Korean War Veteran Allen Schoofs, 85, of Kewaskum will be one of more than a dozen veterans from Washington County on Saturday’s Stars & Stripes Honor Flight.
“I was 21 years old when I was drafted,” said Schoofs, his deep, gravely voice sounding loud yet somber while he talked at the kitchen table at his home on Prospect Street.
“I was living on the farm on Highway 28,” he said. “I got drafted in 1951; you had no choice.”
Schoofs went to Fort Riley Kansas for Army infantry basic training; it lasted 16 weeks. “I learned all the different weapons,” said Schoofs. “Then they sent us to Korea – actually we went to Japan first and then to Korea. It took 17 days by ship and we hit two storms on the way over.”
Once in Korea, Schoofs was put on the front lines. The year was 1952.
“There were three of us guys who took basic training together who were in the same unit in Korea,” Schoofs said.
“We were in King Company; 22nd Division, 23rd Regimen.”
Schoofs recalled he didn’t get into any hand-to-hand contact with the enemy but they were pinned down twice. Schoofs said he was trained in the 60mm mortar. “That was a gun with a 2-inch barrel and you had to drop the round down the barrel,” he said.
The next 10-and-a-half months Schoofs spent in Korea. “We had a couple close calls,” he said. “We were supposed to take this one hill and when we came walking down around this hill on the road the enemy spotted us and they started dropping shells. There was a ravine ahead of us and there were some trees ahead of us and we ducked in there and waited for two hours until our own tanks came along.”
“They supposedly blew the enemy out of the bunker and then they called us back,” he said.
Discharged in March 1953, Schoofs returned to the farm in Kewaskum. “I was 23 years old and I worked the farm for my mother,” he said.
Married in 1955, Schoofs purchased the farm in 1961. “I had 80 acres but it wasn’t big enough; it was hard to make an income so I got a job on the assembly line at the Gehl Company.”
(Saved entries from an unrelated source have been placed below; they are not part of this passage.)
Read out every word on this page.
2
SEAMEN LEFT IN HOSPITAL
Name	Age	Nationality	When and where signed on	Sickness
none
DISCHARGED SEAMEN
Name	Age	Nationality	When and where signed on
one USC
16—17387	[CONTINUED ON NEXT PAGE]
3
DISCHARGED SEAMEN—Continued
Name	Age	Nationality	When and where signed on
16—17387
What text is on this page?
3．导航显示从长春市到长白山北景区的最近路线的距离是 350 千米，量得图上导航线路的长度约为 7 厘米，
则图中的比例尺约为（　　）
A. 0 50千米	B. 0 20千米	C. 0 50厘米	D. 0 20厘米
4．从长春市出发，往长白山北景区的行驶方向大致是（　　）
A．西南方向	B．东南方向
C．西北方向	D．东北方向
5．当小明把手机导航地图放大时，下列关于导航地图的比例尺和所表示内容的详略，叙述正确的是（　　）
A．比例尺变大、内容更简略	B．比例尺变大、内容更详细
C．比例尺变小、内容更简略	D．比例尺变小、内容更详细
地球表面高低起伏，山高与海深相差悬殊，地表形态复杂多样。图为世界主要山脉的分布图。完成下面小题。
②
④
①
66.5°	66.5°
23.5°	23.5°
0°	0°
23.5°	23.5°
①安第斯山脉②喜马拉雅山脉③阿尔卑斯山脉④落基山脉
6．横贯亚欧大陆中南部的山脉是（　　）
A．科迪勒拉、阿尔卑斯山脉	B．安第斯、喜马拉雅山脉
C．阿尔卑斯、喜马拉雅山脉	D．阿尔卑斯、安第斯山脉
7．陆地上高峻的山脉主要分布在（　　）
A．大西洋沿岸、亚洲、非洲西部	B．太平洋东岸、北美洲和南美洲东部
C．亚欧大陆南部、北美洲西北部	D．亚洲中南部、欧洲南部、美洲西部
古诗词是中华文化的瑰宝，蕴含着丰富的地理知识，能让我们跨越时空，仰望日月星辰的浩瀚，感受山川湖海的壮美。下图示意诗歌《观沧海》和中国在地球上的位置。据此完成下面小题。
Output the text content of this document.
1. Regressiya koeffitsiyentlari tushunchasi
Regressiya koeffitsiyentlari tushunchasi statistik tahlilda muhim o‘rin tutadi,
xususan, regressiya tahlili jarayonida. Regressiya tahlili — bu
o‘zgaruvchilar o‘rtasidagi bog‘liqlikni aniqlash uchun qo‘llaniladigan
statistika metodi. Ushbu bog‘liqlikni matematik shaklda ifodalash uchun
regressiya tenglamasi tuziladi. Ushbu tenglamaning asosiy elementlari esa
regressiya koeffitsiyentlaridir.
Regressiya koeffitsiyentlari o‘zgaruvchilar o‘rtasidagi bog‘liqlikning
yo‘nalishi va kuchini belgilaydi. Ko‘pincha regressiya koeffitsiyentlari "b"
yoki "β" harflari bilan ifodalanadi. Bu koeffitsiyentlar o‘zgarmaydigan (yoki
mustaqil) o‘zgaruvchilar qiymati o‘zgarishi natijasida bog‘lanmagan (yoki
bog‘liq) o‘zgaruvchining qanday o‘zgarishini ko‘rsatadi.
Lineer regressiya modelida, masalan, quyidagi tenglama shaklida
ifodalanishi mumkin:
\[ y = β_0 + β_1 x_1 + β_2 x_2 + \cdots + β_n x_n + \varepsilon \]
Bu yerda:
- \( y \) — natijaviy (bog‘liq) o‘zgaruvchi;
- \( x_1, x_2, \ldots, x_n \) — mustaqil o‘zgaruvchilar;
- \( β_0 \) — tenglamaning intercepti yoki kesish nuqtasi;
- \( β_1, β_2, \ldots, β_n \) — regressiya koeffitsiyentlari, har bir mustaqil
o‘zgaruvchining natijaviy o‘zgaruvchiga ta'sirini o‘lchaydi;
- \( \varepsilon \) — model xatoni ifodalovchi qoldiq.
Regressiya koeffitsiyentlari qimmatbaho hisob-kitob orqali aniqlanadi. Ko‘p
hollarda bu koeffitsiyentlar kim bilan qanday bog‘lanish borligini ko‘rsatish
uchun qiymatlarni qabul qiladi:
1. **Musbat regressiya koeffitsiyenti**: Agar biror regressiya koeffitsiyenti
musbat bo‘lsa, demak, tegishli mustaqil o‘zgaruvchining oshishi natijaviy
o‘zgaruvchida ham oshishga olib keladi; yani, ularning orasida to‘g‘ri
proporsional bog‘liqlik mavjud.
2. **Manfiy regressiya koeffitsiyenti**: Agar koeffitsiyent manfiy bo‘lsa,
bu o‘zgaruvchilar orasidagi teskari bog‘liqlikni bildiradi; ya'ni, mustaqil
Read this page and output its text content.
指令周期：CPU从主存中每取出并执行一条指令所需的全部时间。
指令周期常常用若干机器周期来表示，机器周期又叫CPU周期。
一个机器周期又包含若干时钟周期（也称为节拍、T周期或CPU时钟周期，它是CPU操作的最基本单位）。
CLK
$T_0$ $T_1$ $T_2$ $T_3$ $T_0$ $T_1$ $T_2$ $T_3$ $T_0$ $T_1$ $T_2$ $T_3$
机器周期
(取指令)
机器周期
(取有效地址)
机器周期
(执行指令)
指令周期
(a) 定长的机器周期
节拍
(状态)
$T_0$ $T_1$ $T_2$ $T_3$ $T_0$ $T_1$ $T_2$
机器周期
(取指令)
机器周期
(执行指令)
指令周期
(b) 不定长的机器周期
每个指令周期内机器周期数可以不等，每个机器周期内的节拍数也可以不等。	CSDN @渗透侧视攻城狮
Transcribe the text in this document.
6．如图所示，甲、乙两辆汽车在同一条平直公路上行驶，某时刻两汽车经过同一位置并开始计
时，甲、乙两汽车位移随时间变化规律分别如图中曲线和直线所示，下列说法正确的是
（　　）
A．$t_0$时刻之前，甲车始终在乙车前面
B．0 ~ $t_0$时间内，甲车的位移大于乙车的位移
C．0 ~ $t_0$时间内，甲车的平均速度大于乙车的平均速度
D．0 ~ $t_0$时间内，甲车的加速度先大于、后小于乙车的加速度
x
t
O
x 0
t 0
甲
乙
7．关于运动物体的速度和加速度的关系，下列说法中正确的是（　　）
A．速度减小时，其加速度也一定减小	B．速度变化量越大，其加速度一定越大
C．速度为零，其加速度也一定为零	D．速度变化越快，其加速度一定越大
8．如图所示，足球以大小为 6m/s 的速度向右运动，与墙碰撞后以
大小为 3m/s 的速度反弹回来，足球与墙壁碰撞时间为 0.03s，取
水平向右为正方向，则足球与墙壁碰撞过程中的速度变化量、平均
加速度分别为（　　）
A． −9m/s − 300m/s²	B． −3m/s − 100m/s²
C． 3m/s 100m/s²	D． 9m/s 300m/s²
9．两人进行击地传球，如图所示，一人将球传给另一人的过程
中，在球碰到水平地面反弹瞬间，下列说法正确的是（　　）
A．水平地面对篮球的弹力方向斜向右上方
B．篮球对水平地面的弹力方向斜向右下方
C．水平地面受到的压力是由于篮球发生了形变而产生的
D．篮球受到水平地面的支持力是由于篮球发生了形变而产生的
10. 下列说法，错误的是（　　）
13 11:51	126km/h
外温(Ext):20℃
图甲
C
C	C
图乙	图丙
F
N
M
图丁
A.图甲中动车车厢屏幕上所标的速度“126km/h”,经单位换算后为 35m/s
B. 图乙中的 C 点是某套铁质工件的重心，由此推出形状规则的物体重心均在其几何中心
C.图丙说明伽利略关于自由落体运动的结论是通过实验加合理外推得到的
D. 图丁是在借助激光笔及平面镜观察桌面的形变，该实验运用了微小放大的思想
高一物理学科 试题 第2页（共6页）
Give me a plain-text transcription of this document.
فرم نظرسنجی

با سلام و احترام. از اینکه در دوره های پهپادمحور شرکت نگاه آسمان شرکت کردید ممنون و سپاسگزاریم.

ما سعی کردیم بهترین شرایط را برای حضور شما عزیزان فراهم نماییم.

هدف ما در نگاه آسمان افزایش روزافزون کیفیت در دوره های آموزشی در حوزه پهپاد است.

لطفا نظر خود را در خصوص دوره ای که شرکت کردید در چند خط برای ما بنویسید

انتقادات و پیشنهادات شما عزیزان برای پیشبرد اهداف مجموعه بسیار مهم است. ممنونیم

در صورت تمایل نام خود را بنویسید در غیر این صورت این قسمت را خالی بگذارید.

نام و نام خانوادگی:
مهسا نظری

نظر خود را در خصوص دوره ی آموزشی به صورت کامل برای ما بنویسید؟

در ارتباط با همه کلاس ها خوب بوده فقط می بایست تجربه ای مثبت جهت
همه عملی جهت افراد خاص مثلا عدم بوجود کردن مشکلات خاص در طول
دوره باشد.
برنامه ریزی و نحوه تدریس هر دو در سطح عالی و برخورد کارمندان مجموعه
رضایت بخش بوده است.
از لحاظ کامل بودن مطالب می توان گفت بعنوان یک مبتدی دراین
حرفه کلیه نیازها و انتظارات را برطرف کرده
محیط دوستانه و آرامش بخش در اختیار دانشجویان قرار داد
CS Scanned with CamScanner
Working at the Gehls from 1965 – 1982, Schoofs family grew to seven kids; he held down a number of other jobs at the same time including school bus driver and milk man.
Schoofs was laid off from Gehl in 1982. He was unemployed for 15 months before getting a job in the industrial park in Germantown. “It was a tool and die shop and I ran press for 18 years,” he said.
This Saturday Schoofs is looking forward to returning to Washington D.C. He wants to see the Korean War Memorial in particular. “I lost a couple buddies over there and I’d like to find their names,” he said.
Schoofs guardian is his daughter Debbie Keller.